The Peril of Perfectionism
This is what the home of a perfectionist looks like.
I know what you just said. But if you suffer from a particular kind of perfectionism chances are good your home looks EXACTLY like this.
Now, of course all the living room needs to be tidy is to have the toys picked up, the surfaces cleared and the sweeper run. It really is that simple. But people who are perfectionists like me don’t see that.
I need to clean up the living room. I’ll just pick up the toys
Well, really the toy bins need organized. There’s too much in them.
But if I’m going sort the toy bins, I should really move the couch and chair. I bet there are wayward toys under there.
And if I’m going to move the couch and chair, I should vacuum and do the baseboards behind them. Well, really I should vacuum all the baseboards. It’s been a while.
But before I get the vacuum out, I really should vacuum off the furniture and dust. And, I could get out the furniture polish.
And the windows are looking kind of dingy. I should grab the windex. It will only take a second, but I should dust the blinds first.
But I don’t have TIME to dust the blinds and polish the furniture!
It’s like giving a pig a pancake or a mouse a cookie. It just goes on and on and on until you’ve made your work list so long that it’s become impossible to just pick up your living room.

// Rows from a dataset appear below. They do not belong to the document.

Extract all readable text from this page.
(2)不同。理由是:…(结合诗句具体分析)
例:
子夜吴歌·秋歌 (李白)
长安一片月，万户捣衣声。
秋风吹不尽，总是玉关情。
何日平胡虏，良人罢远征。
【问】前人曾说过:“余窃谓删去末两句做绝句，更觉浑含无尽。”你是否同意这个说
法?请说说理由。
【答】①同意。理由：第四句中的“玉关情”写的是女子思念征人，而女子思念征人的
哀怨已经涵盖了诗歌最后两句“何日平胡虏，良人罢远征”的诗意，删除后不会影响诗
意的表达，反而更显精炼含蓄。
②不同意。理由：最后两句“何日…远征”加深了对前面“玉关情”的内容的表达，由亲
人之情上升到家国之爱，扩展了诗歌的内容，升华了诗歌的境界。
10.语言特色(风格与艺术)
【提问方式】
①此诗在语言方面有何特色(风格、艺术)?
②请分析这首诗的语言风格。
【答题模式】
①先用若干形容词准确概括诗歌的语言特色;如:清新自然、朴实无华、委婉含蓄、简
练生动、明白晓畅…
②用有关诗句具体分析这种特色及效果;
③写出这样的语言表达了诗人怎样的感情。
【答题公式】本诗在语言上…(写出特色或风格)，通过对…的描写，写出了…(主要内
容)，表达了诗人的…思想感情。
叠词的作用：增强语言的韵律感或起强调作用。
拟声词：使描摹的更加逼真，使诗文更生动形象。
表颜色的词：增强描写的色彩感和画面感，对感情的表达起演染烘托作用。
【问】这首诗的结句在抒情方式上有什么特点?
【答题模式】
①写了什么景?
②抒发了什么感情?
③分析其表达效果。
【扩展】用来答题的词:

You don’t have TIME to be perfect, so why bother?
This post at Small Notebook really spoke to me because that, my friends, is me. My raging perfectionism and desire for the PERFECT home (holiday, birthday party, dinner, laundry) keeps me from having the kind of home that might not be perfect but would make me happy. I fret and worry about how long it will take me to do all the things that need to be done without realizing that, it probably only takes fifteen minutes to pick up the toys, clear the surface and run the vacuum cleaner and usually always can find fifteen minutes.

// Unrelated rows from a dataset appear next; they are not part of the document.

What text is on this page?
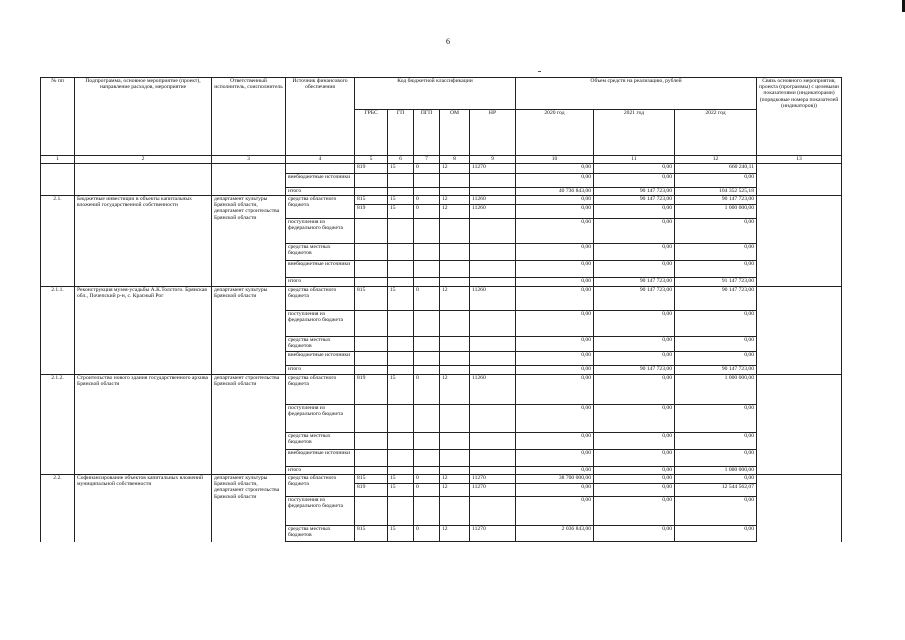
6
№ пп	Подпрограмма, основное мероприятие (проект), направление расходов, мероприятие	Ответственный исполнитель, соисполнитель	Источник финансового обеспечения	Код бюджетной классификации					Объем средств на реализацию, рублей			Связь основного мероприятия, проекта (программы) с целевыми показателями (индикаторами) (порядковые номера показателей (индикаторов))
				ГРБС	ГП	ПГП	ОМ	НР	2020 год	2021 год	2022 год	
1	2	3	4	5	6	7	8	9	10	11	12	13
				819	15	0	12	11270	0,00	0,00	660 240,11	
			внебюджетные источники						0,00	0,00	0,00	
			итого						40 736 843,00	90 147 723,00	104 352 525,18	
2.1.	Бюджетные инвестиции в объекты капитальных вложений государственной собственности	департамент культуры Брянской области, департамент строительства Брянской области	средства областного бюджета	815	15	0	12	11260	0,00	90 147 723,00	90 147 723,00	
				819	15	0	12	11260	0,00	0,00	1 000 000,00	
			поступления из федерального бюджета						0,00	0,00	0,00	
			средства местных бюджетов						0,00	0,00	0,00	
			внебюджетные источники						0,00	0,00	0,00	
			итого						0,00	90 147 723,00	91 147 723,00	
2.1.1.	Реконструкция музея-усадьбы А.К.Толстого. Брянская обл., Почепский р-н, с. Красный Рог	департамент культуры Брянской области	средства областного бюджета	815	15	0	12	11260	0,00	90 147 723,00	90 147 723,00	
			поступления из федерального бюджета						0,00	0,00	0,00	
			средства местных бюджетов						0,00	0,00	0,00	
			внебюджетные источники						0,00	0,00	0,00	
			итого						0,00	90 147 723,00	90 147 723,00	
2.1.2.	Строительство нового здания государственного архива Брянской области	департамент строительства Брянской области	средства областного бюджета	819	15	0	12	11260	0,00	0,00	1 000 000,00	
			поступления из федерального бюджета						0,00	0,00	0,00	
			средства местных бюджетов						0,00	0,00	0,00	
			внебюджетные источники						0,00	0,00	0,00	
			итого						0,00	0,00	1 000 000,00	
2.2.	Софинансирование объектов капитальных вложений муниципальной собственности	департамент культуры Брянской области, департамент строительства Брянской области	средства областного бюджета	815	15	0	12	11270	38 700 000,00	0,00	0,00	
				819	15	0	12	11270	0,00	0,00	12 544 562,07	
			поступления из федерального бюджета						0,00	0,00	0,00	
			средства местных бюджетов	815	15	0	12	11270	2 036 843,00	0,00	0,00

I’ve been working hard on stream lining the process. On identifying only the things that are the most important.
Every Day I(try to):
- pick up all the toys in the family room
- clear all the surfaces
- vacuum the living room and dining room
- make sure the dining room table is clean
- clear and clean the kitchen counters
- wash the dishes
- make the beds
- wipe up a bathroom (we have three, so I rotate. I wipe up one per day)

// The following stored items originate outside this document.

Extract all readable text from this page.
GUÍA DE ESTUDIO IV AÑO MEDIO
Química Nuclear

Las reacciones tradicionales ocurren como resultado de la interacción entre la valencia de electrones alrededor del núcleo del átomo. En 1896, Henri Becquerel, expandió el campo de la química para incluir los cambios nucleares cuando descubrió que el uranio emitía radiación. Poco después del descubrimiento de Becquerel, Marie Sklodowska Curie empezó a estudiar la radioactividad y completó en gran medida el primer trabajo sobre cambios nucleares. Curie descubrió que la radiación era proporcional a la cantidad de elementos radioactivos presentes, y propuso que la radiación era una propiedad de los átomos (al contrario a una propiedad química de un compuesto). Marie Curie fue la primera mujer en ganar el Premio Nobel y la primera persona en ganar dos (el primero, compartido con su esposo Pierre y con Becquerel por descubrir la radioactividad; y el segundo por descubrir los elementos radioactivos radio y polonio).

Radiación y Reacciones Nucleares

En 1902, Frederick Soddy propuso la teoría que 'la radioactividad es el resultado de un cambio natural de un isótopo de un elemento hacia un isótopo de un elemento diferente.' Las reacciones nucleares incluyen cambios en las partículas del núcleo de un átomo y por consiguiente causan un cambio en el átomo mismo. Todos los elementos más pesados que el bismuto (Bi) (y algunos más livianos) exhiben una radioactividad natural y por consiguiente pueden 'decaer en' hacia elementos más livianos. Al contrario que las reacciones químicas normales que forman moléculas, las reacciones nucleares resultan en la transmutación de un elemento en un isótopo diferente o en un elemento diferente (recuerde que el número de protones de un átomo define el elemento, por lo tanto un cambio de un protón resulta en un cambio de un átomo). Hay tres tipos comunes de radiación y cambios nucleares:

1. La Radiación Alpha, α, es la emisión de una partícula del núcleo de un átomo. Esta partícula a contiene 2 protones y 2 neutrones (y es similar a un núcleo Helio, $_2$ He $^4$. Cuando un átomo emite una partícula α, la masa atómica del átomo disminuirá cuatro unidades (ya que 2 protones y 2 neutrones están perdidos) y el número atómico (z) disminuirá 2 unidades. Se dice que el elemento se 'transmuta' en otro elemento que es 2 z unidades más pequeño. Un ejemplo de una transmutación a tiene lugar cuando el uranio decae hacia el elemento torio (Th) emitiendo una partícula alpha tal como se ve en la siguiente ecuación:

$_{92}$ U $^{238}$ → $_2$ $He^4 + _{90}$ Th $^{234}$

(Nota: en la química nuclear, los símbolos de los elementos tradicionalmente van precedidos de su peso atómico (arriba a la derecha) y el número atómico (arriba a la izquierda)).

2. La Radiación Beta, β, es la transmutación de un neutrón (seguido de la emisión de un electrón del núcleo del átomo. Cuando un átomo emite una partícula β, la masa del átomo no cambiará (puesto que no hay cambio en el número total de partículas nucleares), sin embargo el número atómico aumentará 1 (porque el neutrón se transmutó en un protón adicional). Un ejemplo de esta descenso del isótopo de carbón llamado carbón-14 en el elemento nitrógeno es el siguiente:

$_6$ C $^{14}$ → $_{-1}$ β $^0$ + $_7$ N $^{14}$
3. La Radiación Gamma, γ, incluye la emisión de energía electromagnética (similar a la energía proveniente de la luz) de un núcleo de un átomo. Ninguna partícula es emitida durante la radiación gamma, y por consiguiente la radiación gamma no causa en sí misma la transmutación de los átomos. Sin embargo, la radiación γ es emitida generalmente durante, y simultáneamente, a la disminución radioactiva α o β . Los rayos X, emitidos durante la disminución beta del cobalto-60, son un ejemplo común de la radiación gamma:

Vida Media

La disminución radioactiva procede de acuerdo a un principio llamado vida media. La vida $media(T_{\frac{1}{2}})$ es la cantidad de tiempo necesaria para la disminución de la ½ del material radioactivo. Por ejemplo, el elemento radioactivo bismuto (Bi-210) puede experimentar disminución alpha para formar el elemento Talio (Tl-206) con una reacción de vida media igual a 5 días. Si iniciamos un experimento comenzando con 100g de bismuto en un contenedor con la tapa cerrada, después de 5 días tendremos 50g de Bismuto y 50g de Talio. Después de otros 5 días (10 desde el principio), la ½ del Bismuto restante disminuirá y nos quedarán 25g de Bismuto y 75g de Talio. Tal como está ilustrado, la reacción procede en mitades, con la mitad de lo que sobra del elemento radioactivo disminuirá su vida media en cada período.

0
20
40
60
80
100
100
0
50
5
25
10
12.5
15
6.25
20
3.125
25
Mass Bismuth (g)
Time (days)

- sweep the hard floors downstairs
- cycle at least one load of laundry
If I have time and motivation, I move to my weekly cleaning list which is more detailed and involves tasks like sheet changing, toilet scrubbing and mopping. Most weeks, I get through all of my weekly list, though I’ve given up doing it on Monday and in an hour. Fly Lady must live in a little house with no kids. That’s all I can figure.
I also utilize a timer. I set it for 15 minutes (which is about the amount of time two small kids can be counted on to mostly be busy with something) and work to get as much as I can off of my list in that amount of time. Honestly, it takes me about 90 minutes a day to clean the house. That includes putting away laundry, post dinner clean up, daily chores and working in things off of my weekly chore list that I want to get done.
It’s hard to want so badly to be perfect, but it really benefits no one. And by giving up just a little bit you and your home will be a lot happier.
This is what the home of a reforming perfectionist looks like.